Behaviour of the adsorbed Cl˙ intermediate in anodic Cl2 evolution at thin-film RuO2 surfaces

Abstract

Studies of the adsorption of the Cl˙ intermediate in anodic Cl₂ evolution at a series of four thin-film RuO₂ electrodes formed on a Ti substrate have been made by means of potential-relaxation measurements, following interruption of previous steady-state currents, coupled with determination of the current vs. overpotential kinetic relationships.

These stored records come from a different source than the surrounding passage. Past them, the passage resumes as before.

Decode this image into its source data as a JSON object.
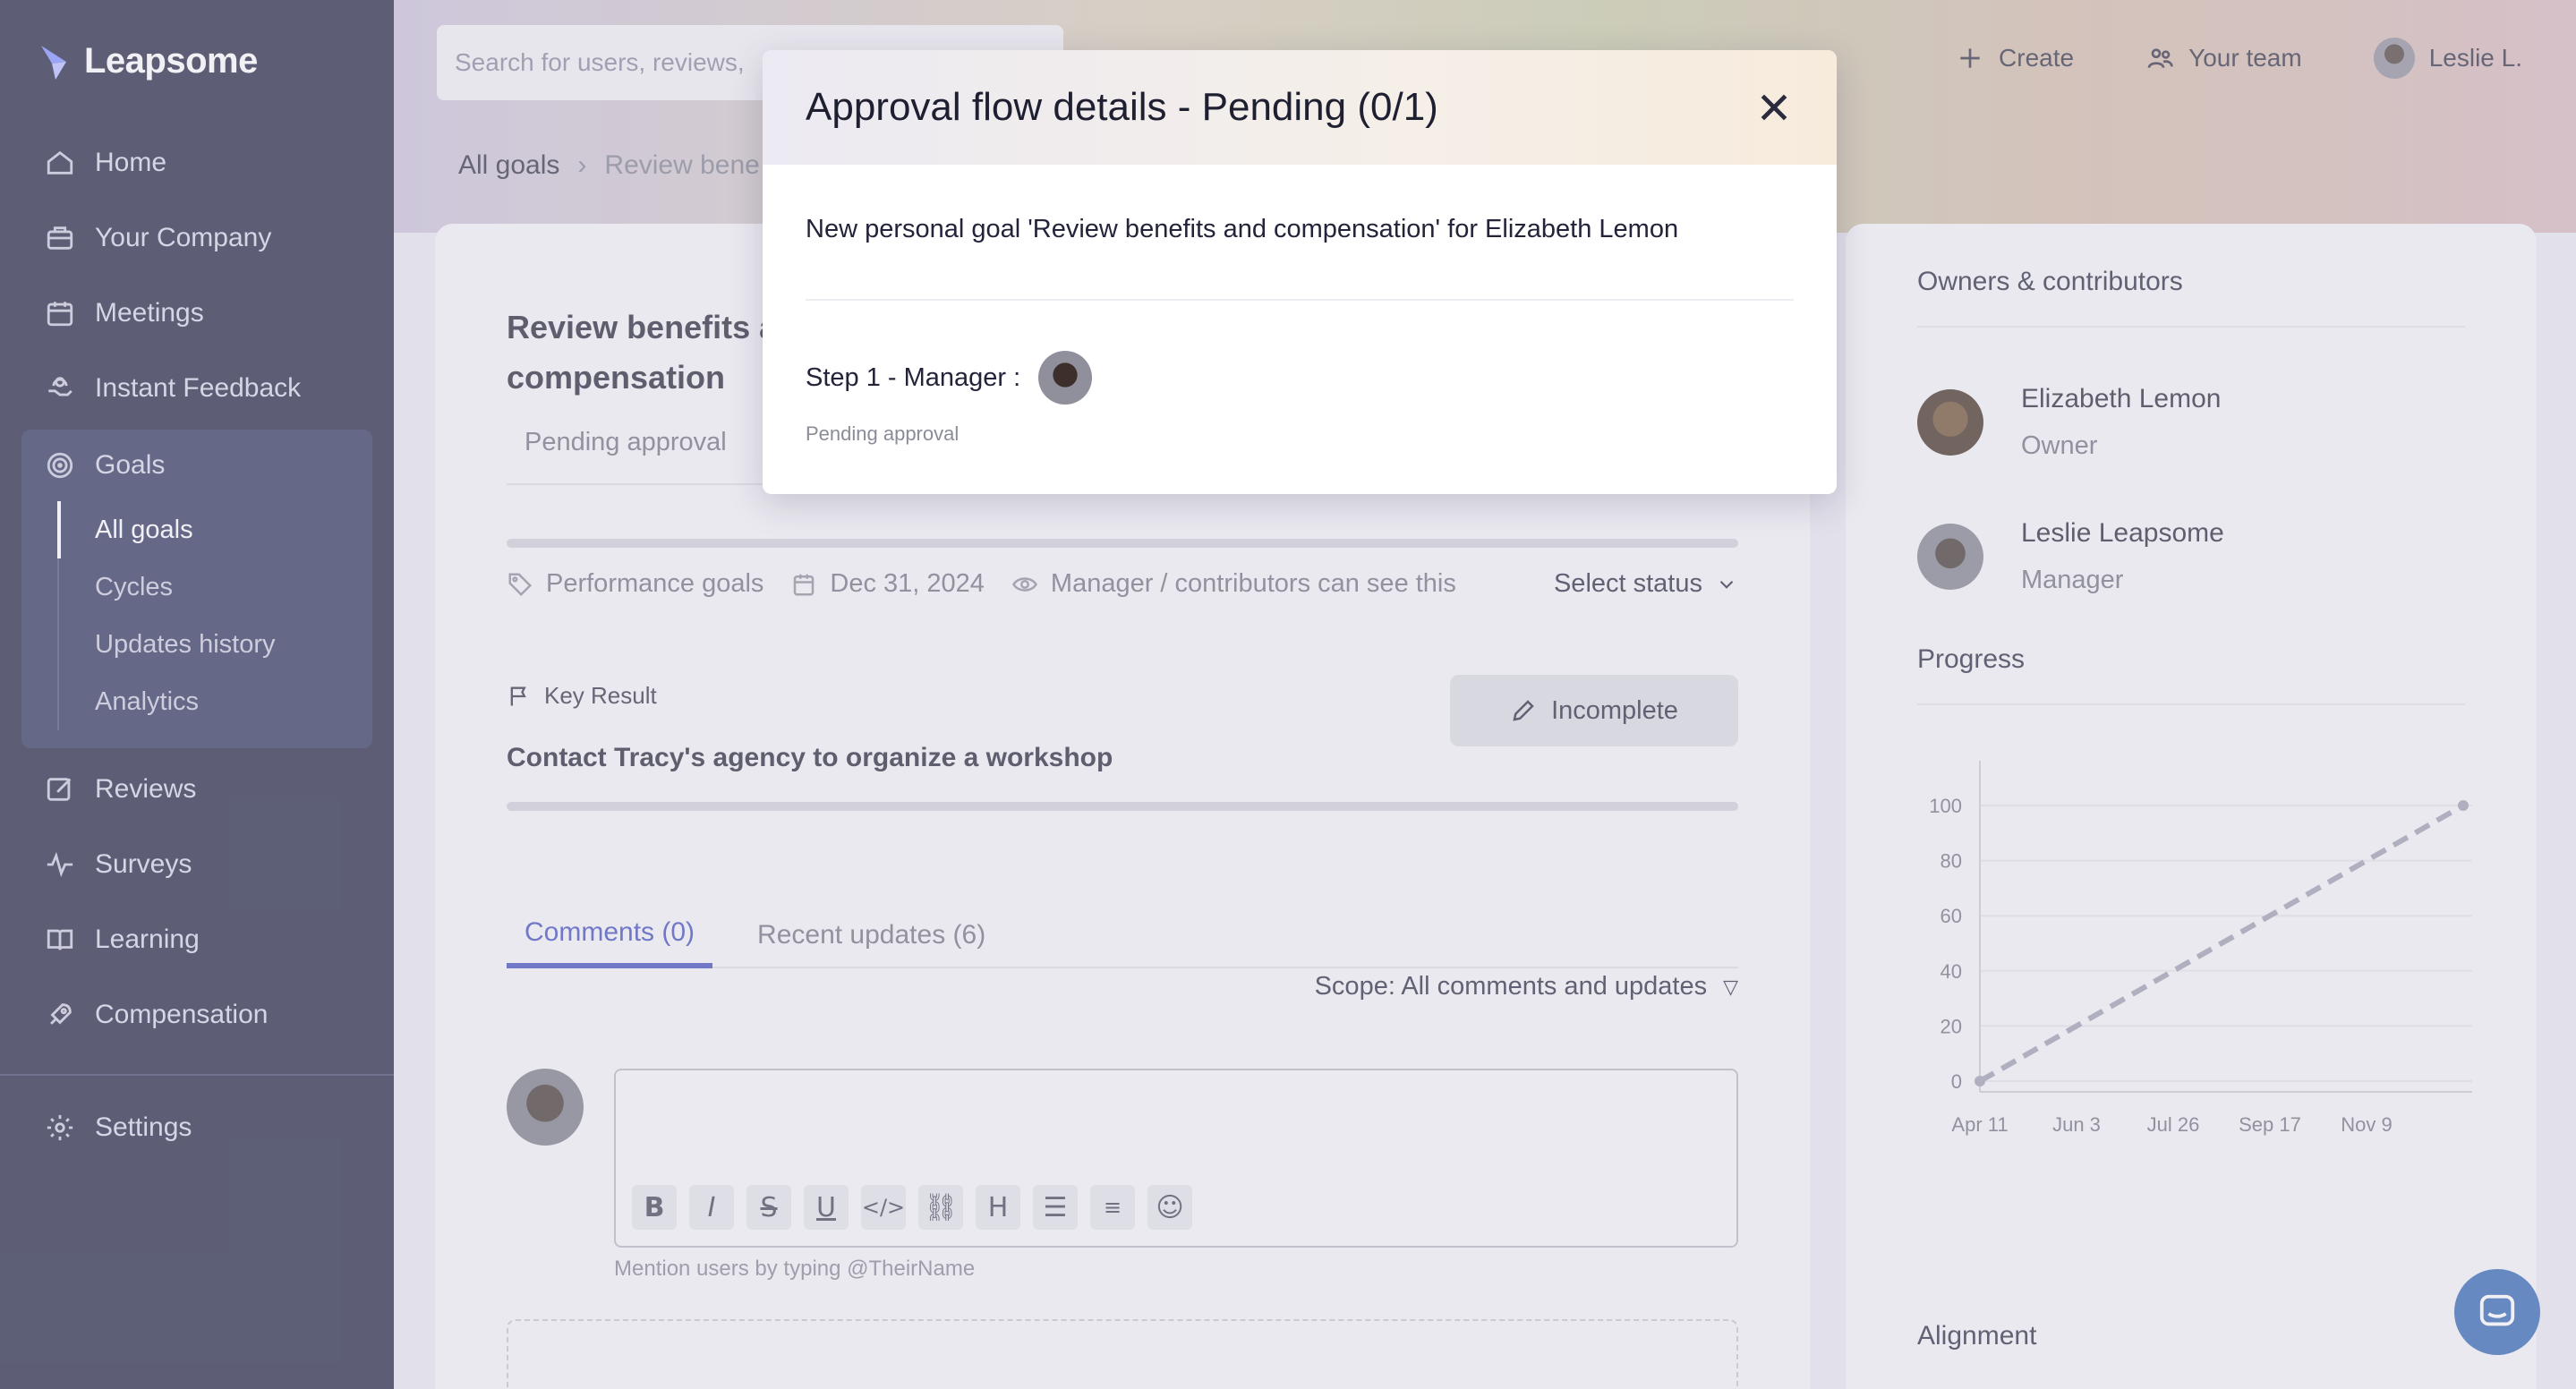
{
  "brand": {
    "name": "Leapsome"
  },
  "sidebar": {
    "items": [
      {
        "label": "Home",
        "icon": "home-icon"
      },
      {
        "label": "Your Company",
        "icon": "briefcase-icon"
      },
      {
        "label": "Meetings",
        "icon": "calendar-icon"
      },
      {
        "label": "Instant Feedback",
        "icon": "hand-icon"
      },
      {
        "label": "Goals",
        "icon": "target-icon"
      },
      {
        "label": "Reviews",
        "icon": "edit-icon"
      },
      {
        "label": "Surveys",
        "icon": "pulse-icon"
      },
      {
        "label": "Learning",
        "icon": "book-icon"
      },
      {
        "label": "Compensation",
        "icon": "rocket-icon"
      },
      {
        "label": "Settings",
        "icon": "gear-icon"
      }
    ],
    "goals_sub": [
      "All goals",
      "Cycles",
      "Updates history",
      "Analytics"
    ]
  },
  "header": {
    "search_placeholder": "Search for users, reviews,",
    "create": "Create",
    "your_team": "Your team",
    "user": "Leslie L."
  },
  "breadcrumb": {
    "root": "All goals",
    "current": "Review bene"
  },
  "goal": {
    "title": "Review benefits and compensation",
    "title_visible": "Review benefits ar compensation",
    "status_tab": "Pending approval",
    "meta": {
      "category": "Performance goals",
      "due_date": "Dec 31, 2024",
      "visibility": "Manager / contributors can see this",
      "select_status": "Select status"
    },
    "key_result": {
      "label": "Key Result",
      "title": "Contact Tracy's agency to organize a workshop",
      "button": "Incomplete"
    },
    "tabs": [
      {
        "label": "Comments (0)",
        "active": true
      },
      {
        "label": "Recent updates (6)",
        "active": false
      }
    ],
    "scope": "Scope: All comments and updates",
    "mention_hint": "Mention users by typing @TheirName"
  },
  "right_panel": {
    "owners_heading": "Owners & contributors",
    "people": [
      {
        "name": "Elizabeth Lemon",
        "role": "Owner"
      },
      {
        "name": "Leslie Leapsome",
        "role": "Manager"
      }
    ],
    "progress_heading": "Progress",
    "alignment_heading": "Alignment"
  },
  "chart_data": {
    "type": "line",
    "x": [
      "Apr 11",
      "Jun 3",
      "Jul 26",
      "Sep 17",
      "Nov 9"
    ],
    "yticks": [
      0,
      20,
      40,
      60,
      80,
      100
    ],
    "ylim": [
      0,
      100
    ],
    "series": [
      {
        "style": "dashed",
        "points": [
          {
            "x": "Apr 11",
            "y": 0
          },
          {
            "x": "Dec 31",
            "y": 100
          }
        ]
      }
    ],
    "color": "#9a9cae"
  },
  "modal": {
    "title": "Approval flow details - Pending (0/1)",
    "description": "New personal goal 'Review benefits and compensation' for Elizabeth Lemon",
    "step_label": "Step 1 - Manager :",
    "step_status": "Pending approval"
  }
}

Experiments at rotated RuO₂ electrodes show only a small effect, indicating that neither diffusion-controlled supply of Cl^– nor effects of Cl₂ supersaturation in the boundary region at the electrode materially effect the kinetic behaviour. This behaviour is manifested as continuously curved Tafel relations, which approach limiting currents at overvoltages of 0.2–0.3 V. Therefore, on these thin-film RuO₂ materials, kinetic control of Cl₂ evolution seems to be by the Cl˙ recombination pathway; this is supported by linearity of Conway–Novak test plots for the recombination mechanism.

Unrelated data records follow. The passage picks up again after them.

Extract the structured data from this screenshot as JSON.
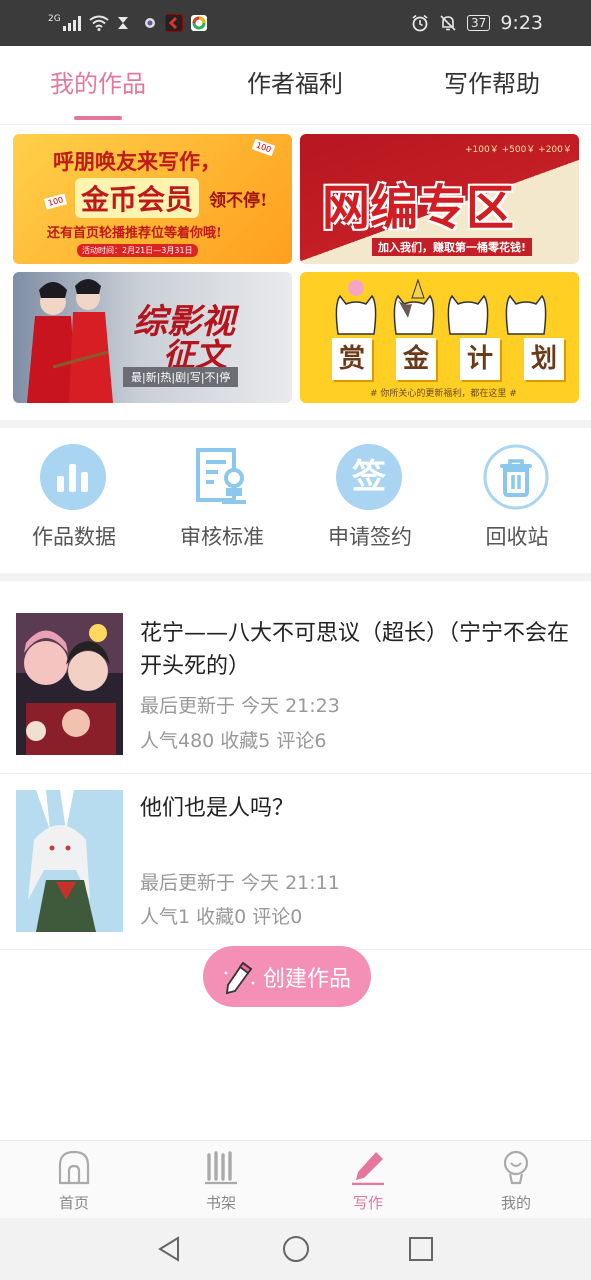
{
  "status_bar": {
    "network_label": "2G",
    "time": "9:23",
    "battery": "37",
    "icons": [
      "signal-icon",
      "wifi-icon",
      "hourglass-icon",
      "app-icon",
      "app-icon",
      "app-icon",
      "alarm-icon",
      "mute-icon",
      "battery-icon"
    ]
  },
  "tabs": [
    {
      "label": "我的作品",
      "active": true
    },
    {
      "label": "作者福利",
      "active": false
    },
    {
      "label": "写作帮助",
      "active": false
    }
  ],
  "banners": {
    "b1_line1": "呼朋唤友来写作，",
    "b1_line2": "金币会员",
    "b1_line2b": "领不停!",
    "b1_line3": "还有首页轮播推荐位等着你哦!",
    "b1_date": "活动时间：2月21日—3月31日",
    "b1_tag": "100",
    "b2_title": "网编专区",
    "b2_sub": "加入我们，赚取第一桶零花钱!",
    "b2_prices": "+100￥  +500￥  +200￥",
    "b3_title1": "综影视",
    "b3_title2": "征文",
    "b3_sub": "最|新|热|剧|写|不|停",
    "b4_chars": [
      "赏",
      "金",
      "计",
      "划"
    ],
    "b4_sub": "# 你所关心的更新福利，都在这里 #"
  },
  "quick_actions": [
    {
      "label": "作品数据",
      "icon": "bar-chart-icon"
    },
    {
      "label": "审核标准",
      "icon": "document-stamp-icon"
    },
    {
      "label": "申请签约",
      "icon": "sign-icon",
      "icon_text": "签"
    },
    {
      "label": "回收站",
      "icon": "trash-icon"
    }
  ],
  "works": [
    {
      "title": "花宁——八大不可思议（超长）（宁宁不会在开头死的）",
      "updated": "最后更新于 今天 21:23",
      "stats": "人气480  收藏5  评论6"
    },
    {
      "title": "他们也是人吗？",
      "updated": "最后更新于 今天 21:11",
      "stats": "人气1  收藏0  评论0"
    }
  ],
  "create_button": "创建作品",
  "bottom_nav": [
    {
      "label": "首页",
      "icon": "home-icon",
      "active": false
    },
    {
      "label": "书架",
      "icon": "bookshelf-icon",
      "active": false
    },
    {
      "label": "写作",
      "icon": "pen-icon",
      "active": true
    },
    {
      "label": "我的",
      "icon": "profile-icon",
      "active": false
    }
  ],
  "colors": {
    "accent": "#e5779d",
    "fab": "#f48fb6",
    "icon_blue": "#8cc8ee"
  }
}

Analysis of the potential-relaxation transients enables the pseudocapacitance, C_ϕ, for adsorbed Cl˙ to be determined. C_ϕ shows ascent to large values below 50–100 mV of overpotential, depending on temperature. Some problems arise, however, in reconciling this adsorption behaviour with expectations associated with recombination control.

The near-surface composition profiles of the RuO₂ films have been determined by means of Rutherford back-scattering and the average compositions, deeper into the films, by energy-dispersive X-ray emission analyses.